The researchers said that childhood dental health is an early indicator of poor physical health, especially the removal of teeth under general anaesthetic.

They said that they'd been "unable to disentangle" whether the difference in dental health is linked to factors that bring children into care in the first place, or whether the State is failing to look after children once they enter the care system.

However, the study did find that almost half of children in care don't attend the dentist regularly, compared to 38 per cent of children in the general population.

The study compared 622,280 children in the general population with 10,924 who were currently or recently in care, which including foster, kinship and residential care, as well as those remaining with their families in compulsory home supervision.

Study lead author Dr Alex McMahon, of University of Glasgow Dental School, said it was the first study of its kind to compare the health of children in care with those in the general population.

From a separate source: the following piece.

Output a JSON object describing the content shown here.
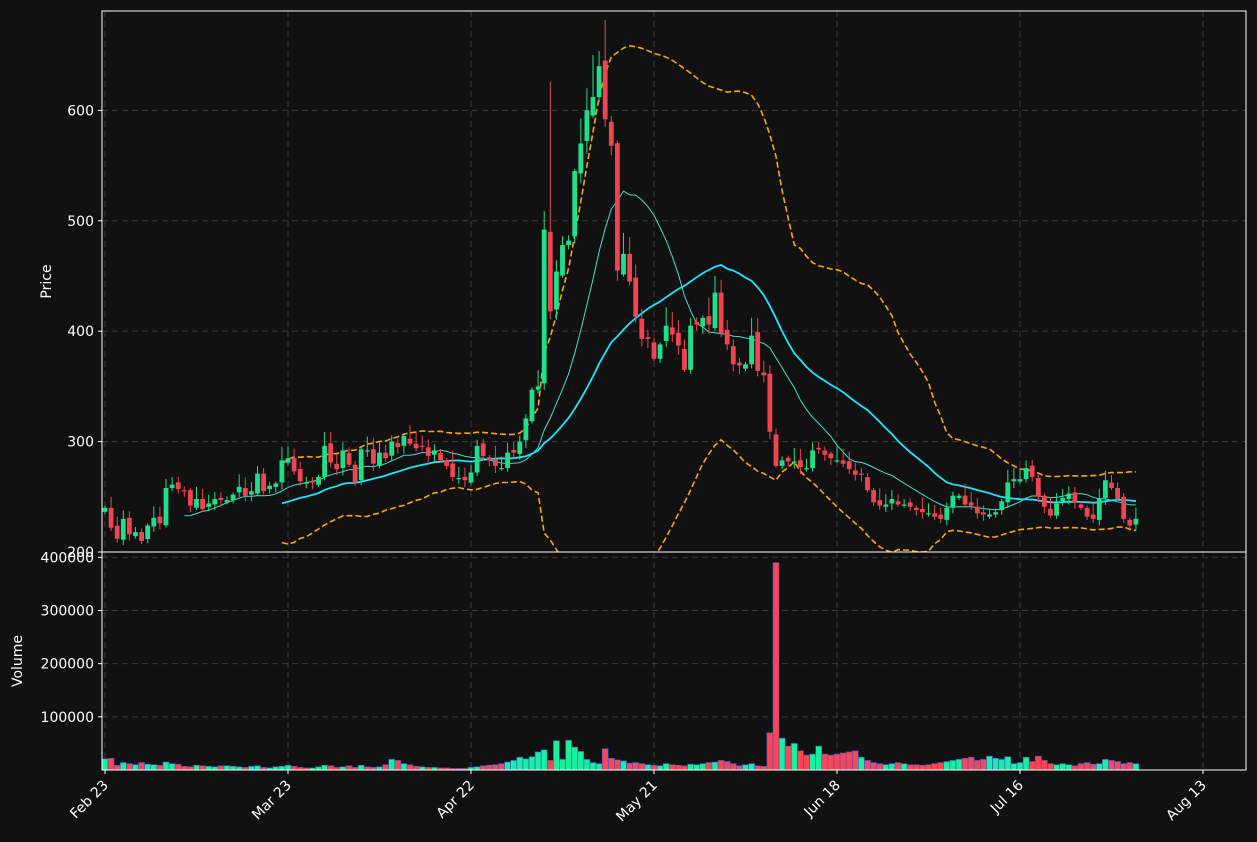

He said: "We found that the dental needs and care of children in care were significantly worse than with those children not in care.

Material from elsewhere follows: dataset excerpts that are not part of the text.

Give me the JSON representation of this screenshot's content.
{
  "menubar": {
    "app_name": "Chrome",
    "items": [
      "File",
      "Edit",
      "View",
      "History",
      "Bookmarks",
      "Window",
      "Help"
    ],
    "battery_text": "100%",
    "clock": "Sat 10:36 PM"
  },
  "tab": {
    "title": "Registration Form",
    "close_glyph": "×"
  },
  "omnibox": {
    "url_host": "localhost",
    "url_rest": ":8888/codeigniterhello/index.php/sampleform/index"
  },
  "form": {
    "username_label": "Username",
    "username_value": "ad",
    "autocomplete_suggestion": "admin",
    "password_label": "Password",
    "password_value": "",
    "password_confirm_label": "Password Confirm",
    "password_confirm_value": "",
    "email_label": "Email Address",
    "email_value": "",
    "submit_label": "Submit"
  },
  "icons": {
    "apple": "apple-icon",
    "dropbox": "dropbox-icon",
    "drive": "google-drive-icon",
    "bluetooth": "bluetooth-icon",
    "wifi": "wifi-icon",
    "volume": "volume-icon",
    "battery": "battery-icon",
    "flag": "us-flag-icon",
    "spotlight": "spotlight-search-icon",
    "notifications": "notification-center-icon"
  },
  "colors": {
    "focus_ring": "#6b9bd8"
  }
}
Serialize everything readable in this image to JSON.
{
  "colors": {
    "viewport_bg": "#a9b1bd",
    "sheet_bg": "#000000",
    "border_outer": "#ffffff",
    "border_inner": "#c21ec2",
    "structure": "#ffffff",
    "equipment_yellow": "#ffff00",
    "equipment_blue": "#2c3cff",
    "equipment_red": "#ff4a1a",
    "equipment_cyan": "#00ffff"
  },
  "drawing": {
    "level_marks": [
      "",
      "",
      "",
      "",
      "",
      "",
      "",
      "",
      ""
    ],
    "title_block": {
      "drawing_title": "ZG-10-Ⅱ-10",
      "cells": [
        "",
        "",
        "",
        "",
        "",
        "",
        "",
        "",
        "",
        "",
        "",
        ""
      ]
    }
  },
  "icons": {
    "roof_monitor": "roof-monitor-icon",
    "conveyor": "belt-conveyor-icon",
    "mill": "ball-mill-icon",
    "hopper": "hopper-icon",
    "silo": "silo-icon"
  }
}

"We were also able to show for the first time that these differences were not explained by standard measurable socio-economic factors."

Dr Graham Connelly of CELCIS (Centre for Excellence for Looked After Children in Scotland), a member of the research team, said: "The research confirmed what we had suspected: looked after children have poorer dental health and lower uptake of dental health services than the general child population. Dental health varies with placement type. It is best among children in foster care and poorest among those who remain in the family home with children's panel and social work support."

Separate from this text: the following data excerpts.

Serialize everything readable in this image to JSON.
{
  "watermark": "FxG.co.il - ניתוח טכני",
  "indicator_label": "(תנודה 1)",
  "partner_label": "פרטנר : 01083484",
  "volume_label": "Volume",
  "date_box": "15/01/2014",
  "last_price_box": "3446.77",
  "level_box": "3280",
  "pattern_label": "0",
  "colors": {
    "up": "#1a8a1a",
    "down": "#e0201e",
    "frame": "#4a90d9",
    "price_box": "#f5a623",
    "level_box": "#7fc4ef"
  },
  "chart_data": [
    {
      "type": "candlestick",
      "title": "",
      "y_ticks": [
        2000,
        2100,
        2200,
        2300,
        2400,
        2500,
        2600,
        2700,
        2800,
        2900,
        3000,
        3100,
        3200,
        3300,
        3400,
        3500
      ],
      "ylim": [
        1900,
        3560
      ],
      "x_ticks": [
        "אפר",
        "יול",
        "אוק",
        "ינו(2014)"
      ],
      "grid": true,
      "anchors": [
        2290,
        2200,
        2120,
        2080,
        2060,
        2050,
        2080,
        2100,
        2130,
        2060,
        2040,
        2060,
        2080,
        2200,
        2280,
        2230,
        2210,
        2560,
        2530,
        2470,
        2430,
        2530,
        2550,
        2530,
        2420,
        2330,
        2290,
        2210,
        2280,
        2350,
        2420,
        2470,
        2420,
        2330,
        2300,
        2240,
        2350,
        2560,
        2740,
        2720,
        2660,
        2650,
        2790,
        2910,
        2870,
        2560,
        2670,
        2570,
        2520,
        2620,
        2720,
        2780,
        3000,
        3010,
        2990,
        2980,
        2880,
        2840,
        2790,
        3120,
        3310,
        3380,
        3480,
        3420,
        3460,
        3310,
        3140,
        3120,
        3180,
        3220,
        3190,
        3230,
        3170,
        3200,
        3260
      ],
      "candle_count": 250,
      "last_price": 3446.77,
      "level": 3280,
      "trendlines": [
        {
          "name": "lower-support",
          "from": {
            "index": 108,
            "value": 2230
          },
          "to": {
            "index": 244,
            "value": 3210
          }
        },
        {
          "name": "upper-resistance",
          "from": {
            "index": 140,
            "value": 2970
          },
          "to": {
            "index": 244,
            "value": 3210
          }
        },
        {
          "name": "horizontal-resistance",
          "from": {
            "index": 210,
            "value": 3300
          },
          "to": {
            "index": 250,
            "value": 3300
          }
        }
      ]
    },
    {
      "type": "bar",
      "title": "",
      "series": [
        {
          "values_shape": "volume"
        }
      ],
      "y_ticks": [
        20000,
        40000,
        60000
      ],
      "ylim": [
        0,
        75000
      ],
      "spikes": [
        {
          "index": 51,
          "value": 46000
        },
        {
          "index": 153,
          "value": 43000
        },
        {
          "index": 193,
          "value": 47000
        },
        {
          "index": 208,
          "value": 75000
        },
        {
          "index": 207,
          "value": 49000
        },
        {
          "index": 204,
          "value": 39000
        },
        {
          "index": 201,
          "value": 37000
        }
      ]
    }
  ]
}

Professor David Conway, Professor of Dental Public Health at the University of Glasgow Dental School, said the national Childsmile programme had made "strides" in improving the dental health of Scottish children, but the research was a "stark reminder" more needed to be done to ensure dental services reached the "most vulnerable" children.

"This is going to need even further joined up work between health and social care services. We have had to employ complex methods to look at the health of looked after children. One way this could be improved would be for social services and NHS services to use a single identifier number such as the Community Health Index."

The study was published in the journal, Archives of Disease in Childhood.